The Medical Store Manager said the situation highlights the trade of unsafe health drugs in third world countries like Solomon Islands.

“There is a high possibility that the paracetamol in the email warning could also be sold in the shops.

“Because in Solomon Islands, we have low quality control, lack of proper Customs check and poor government policy to regulate the import of medicinal drugs.

“We have private clinics, pharmaceutical stores and also Chinese shops that can order medicinal drugs anytime they wish.

 “They can order and pay their drug supply from a preferred cheap supplier overseas which our department does not have in the Essential Medicine List.

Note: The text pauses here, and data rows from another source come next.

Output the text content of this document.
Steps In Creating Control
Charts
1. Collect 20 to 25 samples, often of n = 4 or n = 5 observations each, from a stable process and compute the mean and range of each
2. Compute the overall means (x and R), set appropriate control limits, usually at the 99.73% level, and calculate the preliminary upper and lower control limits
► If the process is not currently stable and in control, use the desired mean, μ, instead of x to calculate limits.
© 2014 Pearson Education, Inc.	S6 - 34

“Thus if it falls into the illicit medicine suppliers, we will expect fake or dangerous medicinal drugs entering our country and putting lives at risk.”

Mr Horoto said the Essential Medicine List is agreed upon by a committee made up of specialist doctors, health consultant, and senior nurses.

“The list is reviewed regularly, based on the recommendation from each department when coming across an introduced illness or a new disease.

“In cases where dangerous drugs or fake drugs are reported, we will send them over to laboratories in Australia or Manila in the Philippines for content examination,” Mr Horoto said.